Ag Agenda: It’s time for some field work
Washington-Farmers have thrown open the doors of the machine shed, greased up the gears and cranked up their diesels. It's farming season!
With Congress in session only a few days between now and August, this also is a good time to gear down and throttle up on agriculture's policy priorities.
Refueling immigration reform
In February, thousands participated in the #IFarmImmigration campaign to bring attention to farmers' and ranchers' labor challenges. That same month, more than 600 business organizations, including Farm Bureau, signed a letter urging House leaders to move forward with immigration reform.
Since then, the engine has idled a bit, and we can't let that happen. It's time to tell Congress to refuel immigration reform. Without a legal, stable supply of labor, farmers will continue to face labor shortages and lost crops, and the public will face the loss of economic activity from agriculture and the risk that more of their food will come from other countries.
Clean up the pile of expired tax provisions
Some in Congress are working to renew tax policies that expired last year. Congress has allowed the work of addressing these tax provisions to pile up like a stack of off-season invoices.
One of the most important tax provisions for farmers and ranchers is enhanced small business expensing, which helps them upgrade to more efficient and environmentally friendly equipment, purchase livestock and build certain farm structures. Because farmers operate on tight margins, the ability to deduct these expenses immediately can give a farmer a way to smooth out volatile fluctuations in farm income.
Congress also needs to extend tax credits for renewable energy production, donations of conservation easements, food donations to charitable groups and other tax provisions that help farmers and ranchers be productive and profitable while helping to achieve societal goals.

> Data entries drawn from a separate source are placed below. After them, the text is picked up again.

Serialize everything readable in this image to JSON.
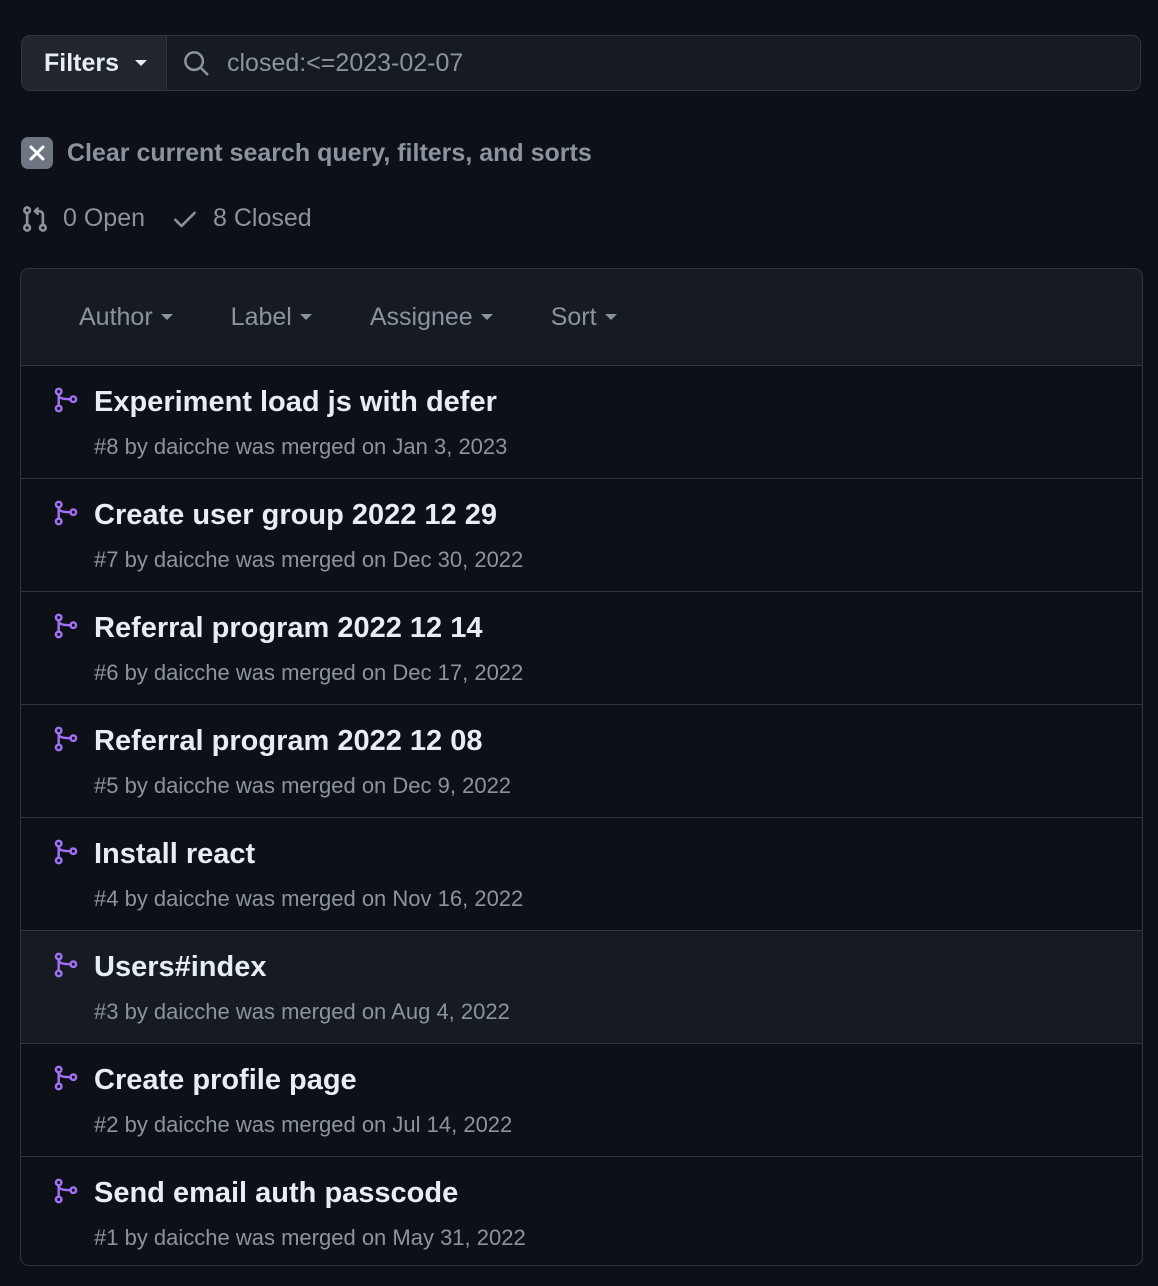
{
  "filters": {
    "button_label": "Filters",
    "search_value": "closed:<=2023-02-07"
  },
  "clear": {
    "label": "Clear current search query, filters, and sorts"
  },
  "states": {
    "open_label": "0 Open",
    "closed_label": "8 Closed"
  },
  "list_header": {
    "author": "Author",
    "label": "Label",
    "assignee": "Assignee",
    "sort": "Sort"
  },
  "colors": {
    "merged_icon": "#a371f7",
    "background": "#0d1117",
    "muted_text": "#8b949e"
  },
  "pull_requests": [
    {
      "title": "Experiment load js with defer",
      "meta": "#8 by daicche was merged on Jan 3, 2023",
      "icon": "git-merge-icon"
    },
    {
      "title": "Create user group 2022 12 29",
      "meta": "#7 by daicche was merged on Dec 30, 2022",
      "icon": "git-merge-icon"
    },
    {
      "title": "Referral program 2022 12 14",
      "meta": "#6 by daicche was merged on Dec 17, 2022",
      "icon": "git-merge-icon"
    },
    {
      "title": "Referral program 2022 12 08",
      "meta": "#5 by daicche was merged on Dec 9, 2022",
      "icon": "git-merge-icon"
    },
    {
      "title": "Install react",
      "meta": "#4 by daicche was merged on Nov 16, 2022",
      "icon": "git-merge-icon"
    },
    {
      "title": "Users#index",
      "meta": "#3 by daicche was merged on Aug 4, 2022",
      "icon": "git-merge-icon"
    },
    {
      "title": "Create profile page",
      "meta": "#2 by daicche was merged on Jul 14, 2022",
      "icon": "git-merge-icon"
    },
    {
      "title": "Send email auth passcode",
      "meta": "#1 by daicche was merged on May 31, 2022",
      "icon": "git-merge-icon"
    }
  ]
}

Field scout for regulatory threats
To keep a crop healthy, the farmer must keep an eye out for pests and anything in the field that doesn't appear to be thriving. The EPA's "Waters of the U.S." rule threatens to drain the vigor from routine conservation and farming activities. Landowners would have to secure federal permits to make ordinary changes to their cropland, build fences or other structures, or apply fertilizer or pesticides even in parts of fields that are wet only during rainstorms. EPA wants to classify these areas that shed rainfall, and features such as otherwise dry ditches, as "waters of the U.S." subject to federal regulation. Farm Bureau is asking Congress to weed out that proposal, and we commend the 231 representatives and 46 senators who have signed letters urging EPA to "Ditch the Rule."